President Jacques Chirac earned the admiration of all who opposed President Bush’s invasion of Iraq by taking a prominent role in the campaign to stop it from happening. But there are times when his decisions evoke less than admiration. That happened this week at the NATO Istanbul meeting when he berated the US president for publicly encouraging the European Union to speed up the inclusion of Turkey within its ranks. Chirac sought to tell him that it was not his business whom the EU should accept as a member state. What Bush thought of Chirac’s comments was demonstrated clearly when he took the opportunity the following day to repeat his call, in even clearer terms to an audience of Turkish students.

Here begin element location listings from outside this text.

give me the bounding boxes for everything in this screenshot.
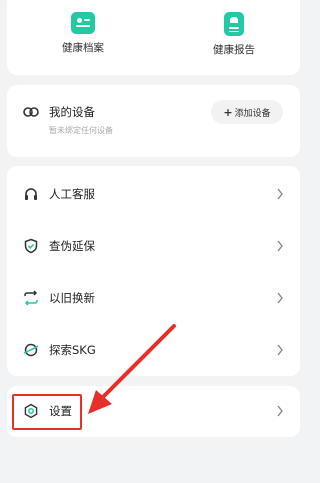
annotation-arrow: [88, 324, 176, 414]
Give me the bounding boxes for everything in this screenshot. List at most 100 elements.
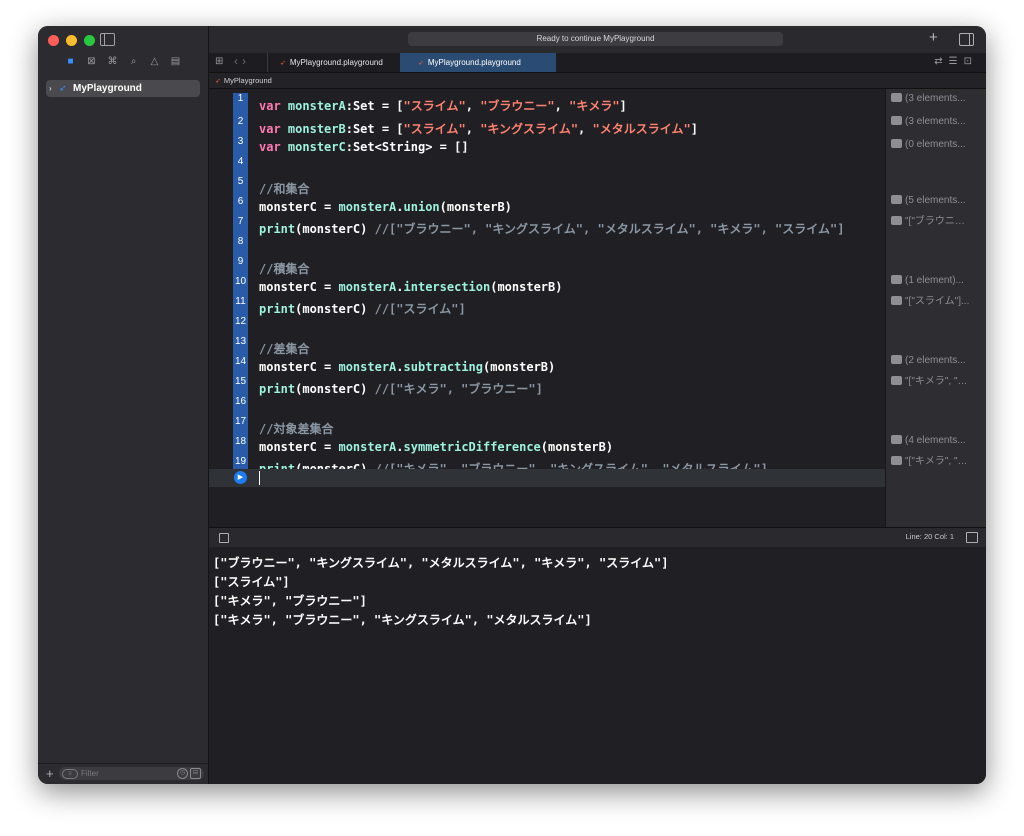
tab-playground-1[interactable]: ➶ MyPlayground.playground xyxy=(267,53,410,72)
quick-look-icon[interactable] xyxy=(891,195,902,204)
folder-icon[interactable]: ■ xyxy=(65,56,77,68)
hierarchy-icon[interactable]: ⌘ xyxy=(107,56,119,68)
quick-look-icon[interactable] xyxy=(891,456,902,465)
line-number[interactable]: 4 xyxy=(233,156,248,167)
code-text[interactable]: print(monsterC) //["スライム"] xyxy=(259,300,466,317)
result-item[interactable]: (4 elements... xyxy=(891,435,985,449)
close-window-button[interactable] xyxy=(48,35,59,46)
line-number[interactable]: 6 xyxy=(233,196,248,207)
result-item[interactable]: (5 elements... xyxy=(891,195,985,209)
line-number[interactable]: 3 xyxy=(233,136,248,147)
line-number[interactable]: 2 xyxy=(233,116,248,127)
related-items-icon[interactable]: ⊞ xyxy=(215,56,223,67)
filter-scope-icon[interactable]: ⊟ xyxy=(190,768,201,779)
line-number[interactable]: 5 xyxy=(233,176,248,187)
code-line: 1 var monsterA:Set = ["スライム", "ブラウニー", "… xyxy=(209,93,885,115)
line-number[interactable]: 7 xyxy=(233,216,248,227)
code-text[interactable]: monsterC = monsterA.subtracting(monsterB… xyxy=(259,360,555,374)
swift-icon: ➶ xyxy=(418,60,424,67)
code-comment[interactable]: //積集合 xyxy=(259,260,309,277)
line-number[interactable]: 19 xyxy=(233,456,248,467)
line-number[interactable]: 13 xyxy=(233,336,248,347)
code-text[interactable]: monsterC = monsterA.symmetricDifference(… xyxy=(259,440,613,454)
navigator-tabs: ■ ⊠ ⌘ ⌕ △ ▤ xyxy=(38,56,208,76)
jump-bar-label[interactable]: MyPlayground xyxy=(224,76,272,85)
line-number[interactable]: 18 xyxy=(233,436,248,447)
quick-look-icon[interactable] xyxy=(891,275,902,284)
back-forward-arrows-icon[interactable]: ‹› xyxy=(234,54,250,68)
source-control-icon[interactable]: ⊠ xyxy=(86,56,98,68)
line-number[interactable]: 14 xyxy=(233,356,248,367)
code-comment[interactable]: //和集合 xyxy=(259,180,309,197)
current-line-highlight: ▶ xyxy=(209,469,885,487)
code-text[interactable]: var monsterB:Set = ["スライム", "キングスライム", "… xyxy=(259,120,698,137)
code-text[interactable]: var monsterA:Set = ["スライム", "ブラウニー", "キメ… xyxy=(259,97,627,114)
code-line: 3 var monsterC:Set<String> = [] xyxy=(209,136,885,158)
quick-look-icon[interactable] xyxy=(891,296,902,305)
debug-bar: Line: 20 Col: 1 xyxy=(209,527,986,548)
run-play-icon[interactable]: ▶ xyxy=(234,471,247,484)
line-number[interactable]: 11 xyxy=(233,296,248,307)
code-comment[interactable]: //差集合 xyxy=(259,340,309,357)
report-icon[interactable]: ▤ xyxy=(170,56,182,68)
code-line: 13 //差集合 xyxy=(209,336,885,358)
quick-look-icon[interactable] xyxy=(891,216,902,225)
code-editor[interactable]: 1 var monsterA:Set = ["スライム", "ブラウニー", "… xyxy=(209,89,885,527)
code-line: 6 monsterC = monsterA.union(monsterB) xyxy=(209,196,885,218)
quick-look-icon[interactable] xyxy=(891,139,902,148)
code-text[interactable]: var monsterC:Set<String> = [] xyxy=(259,140,469,154)
console-layout-icon[interactable] xyxy=(966,532,978,543)
hide-debug-area-icon[interactable] xyxy=(219,533,229,543)
quick-look-icon[interactable] xyxy=(891,93,902,102)
recent-files-icon[interactable]: ◷ xyxy=(177,768,188,779)
zoom-window-button[interactable] xyxy=(84,35,95,46)
line-number[interactable]: 10 xyxy=(233,276,248,287)
library-plus-button[interactable]: + xyxy=(929,29,938,46)
code-line: 17 //対象差集合 xyxy=(209,416,885,438)
disclosure-chevron-icon[interactable]: › xyxy=(49,80,52,97)
result-item[interactable]: "["キメラ", "… xyxy=(891,452,985,466)
search-icon[interactable]: ⌕ xyxy=(128,56,140,68)
tab-playground-2-active[interactable]: ➶ MyPlayground.playground xyxy=(400,53,556,72)
swift-icon: ➶ xyxy=(280,60,286,67)
quick-look-icon[interactable] xyxy=(891,116,902,125)
quick-look-icon[interactable] xyxy=(891,376,902,385)
quick-look-icon[interactable] xyxy=(891,355,902,364)
add-file-button[interactable]: + xyxy=(46,766,54,781)
inspector-toggle-icon[interactable] xyxy=(959,33,974,46)
result-item[interactable]: (1 element)... xyxy=(891,275,985,289)
line-number[interactable]: 9 xyxy=(233,256,248,267)
code-text[interactable]: print(monsterC) //["ブラウニー", "キングスライム", "… xyxy=(259,220,844,237)
traffic-lights xyxy=(48,35,95,46)
warning-icon[interactable]: △ xyxy=(149,56,161,68)
result-item[interactable]: (2 elements... xyxy=(891,355,985,369)
minimize-window-button[interactable] xyxy=(66,35,77,46)
line-number[interactable]: 1 xyxy=(233,93,248,104)
result-item[interactable]: "["キメラ", "… xyxy=(891,372,985,386)
line-number[interactable]: 17 xyxy=(233,416,248,427)
code-text[interactable]: monsterC = monsterA.union(monsterB) xyxy=(259,200,512,214)
code-text[interactable]: monsterC = monsterA.intersection(monster… xyxy=(259,280,562,294)
result-item[interactable]: (3 elements... xyxy=(891,93,985,107)
editor-options-icons[interactable]: ⇄☰⊡ xyxy=(934,56,978,67)
navigator-sidebar: ■ ⊠ ⌘ ⌕ △ ▤ › ➶ MyPlayground + ≡ Filter … xyxy=(38,26,209,784)
text-cursor xyxy=(259,471,260,485)
line-number[interactable]: 16 xyxy=(233,396,248,407)
console-output[interactable]: ["ブラウニー", "キングスライム", "メタルスライム", "キメラ", "… xyxy=(209,547,986,784)
filter-options-icon[interactable]: ≡ xyxy=(62,769,78,779)
sidebar-footer: + ≡ Filter ◷ ⊟ xyxy=(38,763,208,784)
code-comment[interactable]: //対象差集合 xyxy=(259,420,333,437)
result-item[interactable]: (3 elements... xyxy=(891,116,985,130)
result-item[interactable]: (0 elements... xyxy=(891,139,985,153)
quick-look-icon[interactable] xyxy=(891,435,902,444)
code-text[interactable]: print(monsterC) //["キメラ", "ブラウニー"] xyxy=(259,380,543,397)
line-number[interactable]: 12 xyxy=(233,316,248,327)
project-navigator-item[interactable]: › ➶ MyPlayground xyxy=(46,80,200,97)
result-item[interactable]: "["ブラウニ… xyxy=(891,212,985,226)
result-item[interactable]: "["スライム"]... xyxy=(891,292,985,306)
filter-field[interactable]: ≡ Filter ◷ ⊟ xyxy=(59,767,204,780)
line-number[interactable]: 8 xyxy=(233,236,248,247)
line-number[interactable]: 15 xyxy=(233,376,248,387)
xcode-window: ■ ⊠ ⌘ ⌕ △ ▤ › ➶ MyPlayground + ≡ Filter … xyxy=(38,26,986,784)
sidebar-toggle-icon[interactable] xyxy=(100,33,115,46)
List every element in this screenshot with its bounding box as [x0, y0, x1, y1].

Chirac may have thought that he had been given another “unmissable” opportunity to tweak the US president’s nose, which he believes will go down well with the electorate back in France. However, he clearly overlooked that his negative comments on Turkish EU membership were being delivered while he himself was a guest of the Turkish people. Besides, Bush made his comments as part of an observation on the positive message that Turkish accession to the EU would give to the Islamic world, demonstrating that “Europe is not the exclusive club of a single religion, and it would expose the ‘clash of civilizations’ as a passing myth of history.”
In seizing the opportunity to take another shot at the Americans, Chirac has reminded observers of the increasingly racist tendency of his government. Some pundits have argued that Chirac’s UMP party was seeking to head off the virulently racist National Front of Jean-Marie Le Pen by toughening the government’s stance on the country’s ethnic minorities, namely Muslims, since France has the largest Muslim population in Europe. Some feel that the rationale could be even less worthy. Chirac is mired in financial scandal. His close associate and former premier, Alain Juppe was found guilty in February of corruption. Lawyers believe that Chirac himself may have to answer charges of corruption when he leaves office and loses his immunity as president. He may be calculating that is he can raise his stock high enough with the electorate, by playing on their worst prejudices to force the permanent abandonment of any future legal action against him.
If Chirac’s opposition to American policy in Iraq, his limitation of the rights of France’s Muslim minority and his objection to Turkey in the EU because it is a country of 70 million Muslims, are all founded purely on the opportunity they have given him to boost his domestic standing, France’s record in the Middle East is seriously compromised.
Even the Greeks, Turkey’s historic enemy, accept the virtue of Turkish accession to the EU. But Chirac does not. France and Turkey are both members of NATO whose fundamental role remains the protection of Europe. Presumably Chirac believes that Turkish men can die in the defense of European and French interests but do not however merit consideration as EU citizens.